Menurut Suparno Sastra M. dan Endi Marlina, (Perencanaan dan Pengembangan Perumahan, 2006:29) pengertian mengenai perumahan adalah kelompok rumah yang berfungsi sebagai lingkungan tempat tinggal atau lingkungan hunian yang dilengkapi dengan prasarana dan sarana lingkungan.

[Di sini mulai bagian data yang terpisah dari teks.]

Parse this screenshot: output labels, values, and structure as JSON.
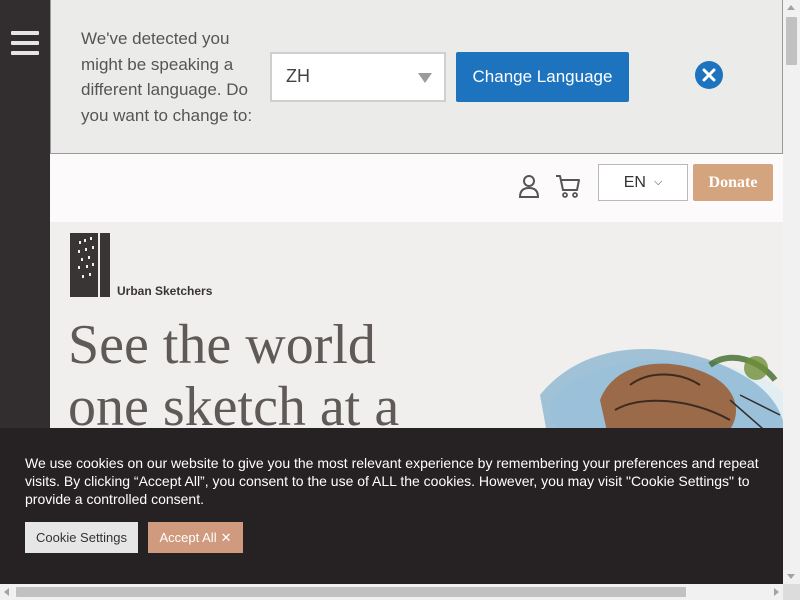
{
  "language_banner": {
    "message": "We've detected you might be speaking a different language. Do you want to change to:",
    "selected_language": "ZH",
    "change_button_label": "Change Language"
  },
  "header": {
    "language": "EN",
    "donate_label": "Donate"
  },
  "hero": {
    "logo_text": "Urban Sketchers",
    "title": "See the world one sketch at a time"
  },
  "cookie_banner": {
    "text": "We use cookies on our website to give you the most relevant experience by remembering your preferences and repeat visits. By clicking “Accept All”, you consent to the use of ALL the cookies. However, you may visit \"Cookie Settings\" to provide a controlled consent.",
    "settings_label": "Cookie Settings",
    "accept_label": "Accept All"
  },
  "icons": {
    "menu": "hamburger-icon",
    "close": "close-icon",
    "user": "user-icon",
    "cart": "cart-icon",
    "chevron": "chevron-down-icon",
    "logo": "urban-sketchers-logo"
  },
  "colors": {
    "sidebar": "#322d2e",
    "primary_button": "#1e73be",
    "donate": "#d4a47f",
    "accept": "#d09a7e",
    "cookie_bg": "#262223",
    "hero_bg": "#f1efed"
  }
}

Sedangkan permukiman menurut Suparno Sastra M. dan Endi Marlina, (Perencanaan dan Pengembangan Perumahan, 2006:37), adalah suatu tempat bermukim manusia untuk menunjukkan suatu tujuan tertentu. Apabila dikaji dari segi makna, permukiman berasal dari terjemahan kata settlements yang mengandung pengertian suatu proses bermukim. permukiman memiliki 2 arti yang berbeda yaitu:

  1. Isi. Yaitu menunjuk pada manusia sebagai penghuni maupun masyarakat di lingkungan sekitarnya.
  2. Wadah. Yaitu menunjuk pada fisik hunian yang terdiri dari alam dan elemen-elemen buatan manusia.

Elemen permukiman

Permukiman terbentuk atas kesatuan antara manusia dan lingkungan sdi sekitarnya. Permukiman merupakan suatu sistem yang terdiri dari beberapa elemen yaitu (Suparno Sastra M. dan Endi Marlina, Perencanaan dan Pengembangan Perumahan, 2006:39):

  1. Alam.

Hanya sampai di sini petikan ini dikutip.